The backup address is configured per deployment. A user can choose a different backup address for each chain, or use the same address everywhere. Common patterns:

  • Same backup everywhere — simplest setup, the primary beneficiary's address receives everything across all chains on recovery
  • Chain-specific backups — different estate trustees per chain, or a chain-specific multisig for each network's assets
  • Hardware wallet as universal backup — a single Ledger address designated everywhere, receiving all multi-chain assets

The inactivity period is also per-chain. A user might want a shorter timer on their active DeFi chains (Base, Arbitrum) and a longer timer on cold-storage chains (Ethereum mainnet). This flexibility is fully supported.


Activity Synchronisation

In Phase 2, opening the Aeternum app resets the timer on the connected chain. In Phase 3, the app submits a separate, gas-sponsored activity ping to each chain's AeternumRecoveryManager independently. No cross-chain message passing occurs — each ping is a fully independent on-chain interaction on its respective network, sequenced by the app layer rather than any bridging infrastructure.

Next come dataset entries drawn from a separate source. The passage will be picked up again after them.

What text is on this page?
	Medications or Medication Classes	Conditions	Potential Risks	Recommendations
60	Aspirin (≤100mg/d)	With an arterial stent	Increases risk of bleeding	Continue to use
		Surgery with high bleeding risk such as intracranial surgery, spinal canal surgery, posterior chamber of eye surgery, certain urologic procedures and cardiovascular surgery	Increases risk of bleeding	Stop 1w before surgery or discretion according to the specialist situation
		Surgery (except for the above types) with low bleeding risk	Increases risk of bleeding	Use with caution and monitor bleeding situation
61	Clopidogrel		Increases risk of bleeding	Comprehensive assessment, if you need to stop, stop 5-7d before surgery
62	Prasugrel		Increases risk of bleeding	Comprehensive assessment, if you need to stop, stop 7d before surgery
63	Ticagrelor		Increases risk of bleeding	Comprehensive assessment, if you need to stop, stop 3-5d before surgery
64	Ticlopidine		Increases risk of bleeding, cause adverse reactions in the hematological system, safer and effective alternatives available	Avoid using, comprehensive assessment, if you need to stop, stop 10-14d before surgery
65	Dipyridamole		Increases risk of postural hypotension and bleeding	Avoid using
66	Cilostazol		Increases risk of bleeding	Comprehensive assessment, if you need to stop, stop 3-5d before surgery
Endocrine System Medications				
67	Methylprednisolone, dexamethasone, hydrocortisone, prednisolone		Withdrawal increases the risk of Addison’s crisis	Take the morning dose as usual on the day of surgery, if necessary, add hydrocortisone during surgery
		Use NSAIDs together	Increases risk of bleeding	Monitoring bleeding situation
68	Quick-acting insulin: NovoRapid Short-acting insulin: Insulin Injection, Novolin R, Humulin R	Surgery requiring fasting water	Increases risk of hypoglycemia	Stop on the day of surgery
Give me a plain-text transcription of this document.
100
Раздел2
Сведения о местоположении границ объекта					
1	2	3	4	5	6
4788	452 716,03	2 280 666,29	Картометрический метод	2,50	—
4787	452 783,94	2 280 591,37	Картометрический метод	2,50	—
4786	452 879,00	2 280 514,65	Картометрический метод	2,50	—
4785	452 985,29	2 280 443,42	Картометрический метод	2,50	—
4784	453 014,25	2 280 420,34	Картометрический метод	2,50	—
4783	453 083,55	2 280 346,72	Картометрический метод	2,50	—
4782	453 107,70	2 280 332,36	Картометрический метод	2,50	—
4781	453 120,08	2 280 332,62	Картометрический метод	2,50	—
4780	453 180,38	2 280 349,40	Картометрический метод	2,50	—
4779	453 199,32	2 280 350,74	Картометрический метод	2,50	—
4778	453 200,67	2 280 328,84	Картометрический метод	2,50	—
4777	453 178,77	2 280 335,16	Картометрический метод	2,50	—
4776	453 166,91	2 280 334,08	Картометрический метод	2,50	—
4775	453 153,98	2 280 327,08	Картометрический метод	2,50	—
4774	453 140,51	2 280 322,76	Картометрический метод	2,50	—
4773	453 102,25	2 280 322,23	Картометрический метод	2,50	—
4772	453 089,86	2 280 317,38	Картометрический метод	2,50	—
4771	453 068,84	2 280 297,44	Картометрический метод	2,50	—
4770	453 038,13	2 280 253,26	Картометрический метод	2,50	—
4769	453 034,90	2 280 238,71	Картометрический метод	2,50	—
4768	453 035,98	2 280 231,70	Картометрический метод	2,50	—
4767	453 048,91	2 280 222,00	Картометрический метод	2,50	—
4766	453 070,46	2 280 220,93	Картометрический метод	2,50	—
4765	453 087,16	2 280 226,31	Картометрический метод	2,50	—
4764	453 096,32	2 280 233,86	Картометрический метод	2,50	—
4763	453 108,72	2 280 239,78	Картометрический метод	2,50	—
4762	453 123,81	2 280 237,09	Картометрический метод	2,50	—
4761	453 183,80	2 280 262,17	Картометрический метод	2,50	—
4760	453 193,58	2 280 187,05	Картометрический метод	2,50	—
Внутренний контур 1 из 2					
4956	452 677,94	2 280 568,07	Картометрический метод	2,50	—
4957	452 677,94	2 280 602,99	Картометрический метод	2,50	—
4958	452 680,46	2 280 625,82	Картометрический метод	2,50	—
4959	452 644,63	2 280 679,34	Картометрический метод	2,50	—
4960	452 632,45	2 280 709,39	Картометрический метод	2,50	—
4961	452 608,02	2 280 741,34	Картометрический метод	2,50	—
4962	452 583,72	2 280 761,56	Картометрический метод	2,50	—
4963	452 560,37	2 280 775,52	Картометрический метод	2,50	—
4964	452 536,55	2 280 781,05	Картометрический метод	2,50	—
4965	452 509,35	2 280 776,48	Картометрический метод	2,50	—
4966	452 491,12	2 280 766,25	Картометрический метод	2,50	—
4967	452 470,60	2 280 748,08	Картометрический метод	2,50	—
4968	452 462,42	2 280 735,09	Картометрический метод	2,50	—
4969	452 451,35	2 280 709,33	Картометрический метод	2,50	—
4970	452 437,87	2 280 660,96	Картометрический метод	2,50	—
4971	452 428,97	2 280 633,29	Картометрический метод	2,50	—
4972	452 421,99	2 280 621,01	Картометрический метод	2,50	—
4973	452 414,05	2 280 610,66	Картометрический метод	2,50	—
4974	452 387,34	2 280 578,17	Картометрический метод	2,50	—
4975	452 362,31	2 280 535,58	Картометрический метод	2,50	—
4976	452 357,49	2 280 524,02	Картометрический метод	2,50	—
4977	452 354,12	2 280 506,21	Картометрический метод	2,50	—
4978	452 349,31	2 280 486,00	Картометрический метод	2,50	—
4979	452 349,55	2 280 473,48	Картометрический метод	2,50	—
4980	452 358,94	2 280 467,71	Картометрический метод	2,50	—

This means a user who opens their Aeternum app on any device automatically extends their inactivity deadline across every protected chain — without needing to manually interact on each network individually.

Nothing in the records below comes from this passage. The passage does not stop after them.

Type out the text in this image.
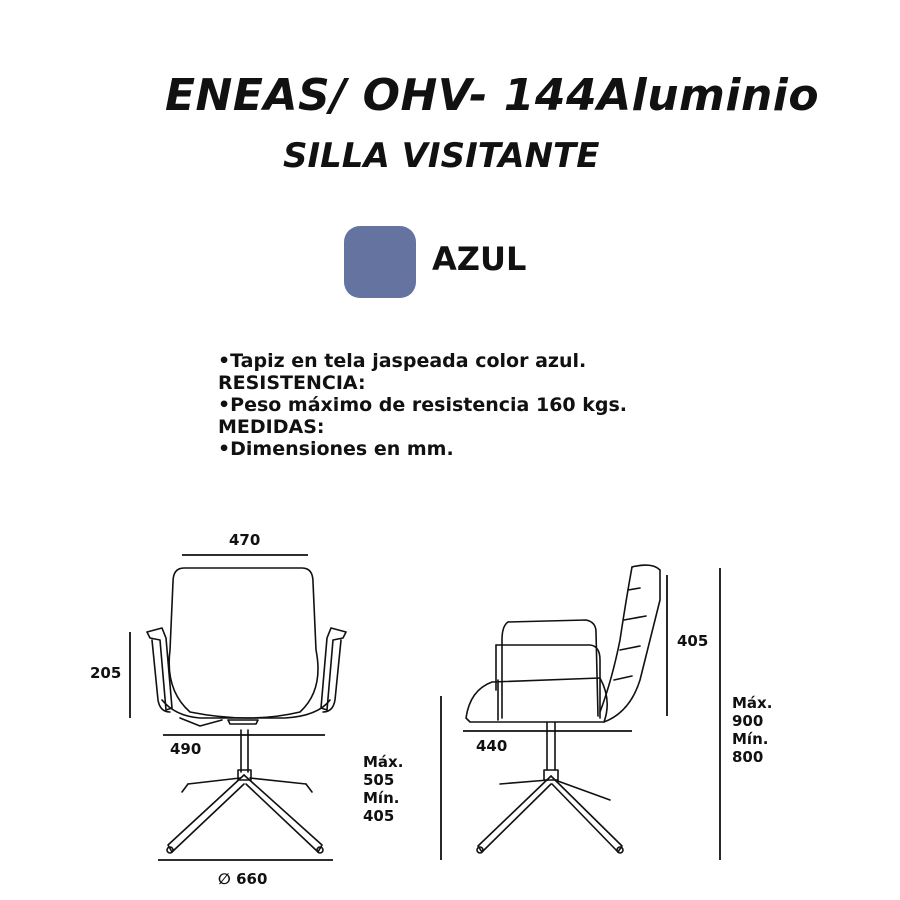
ENEAS/ OHV- 144Aluminio
SILLA VISITANTE
AZUL
•Tapiz en tela jaspeada color azul.
RESISTENCIA:
•Peso máximo de resistencia 160 kgs.
MEDIDAS:
•Dimensiones en mm.
470
205
490
∅ 660
Máx.
505
Mín.
405
440
405
Máx.
900
Mín.
800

For users who prefer a more hands-on approach, the manual ping() function remains available on each chain's contract independently.


What Carries Forward From Phase 2

Every Phase 2 capability extends to each Phase 3 deployment unchanged:

  • Hybrid wallet architecture — the EIP-7702 account model, with ETH and ERC-20 assets remaining in the user's self-custodial address on each chain
  • Multi-asset recovery — ETH and all registered ERC-20 balances on each chain transfer to the designated backup address on that same chain when recovery triggers
  • Passive activity detection — opening the app triggers a background ping on every chain where the user has a registered vault, with no manual interaction required
  • Per-token failure isolation — individual ERC-20 transfer failures are retried independently without blocking recovery of other assets on the same chain
  • The keeper network's scan-validate-execute model — each chain's deployment is monitored by its own instance of the same off-chain discovery, on-chain validation, and batched permissionless execution pipeline described in Keeper Network. There is no on-chain scan position on any chain, Phase 3 included.
  • MAX_RECOVERY_ATTEMPTS abandonment handling — each chain's deployment enforces the same three-attempt ceiling on ETH recovery, with per-token failure tracking for ERC-20s, independently of every other chain's deployment.
  • Permissionless execution — no access gate — exactly as on Ethereum mainnet, no chain's deployment gates recovery execution behind a designated caller. Any address, on any chain, may call recovery for a due wallet; the contract's own validation is what makes that safe, not who is asking.

Phase 3 is not about re-engineering the wheel, but rather taking a mature asset-protection engine and expanding its footprint globally across networks.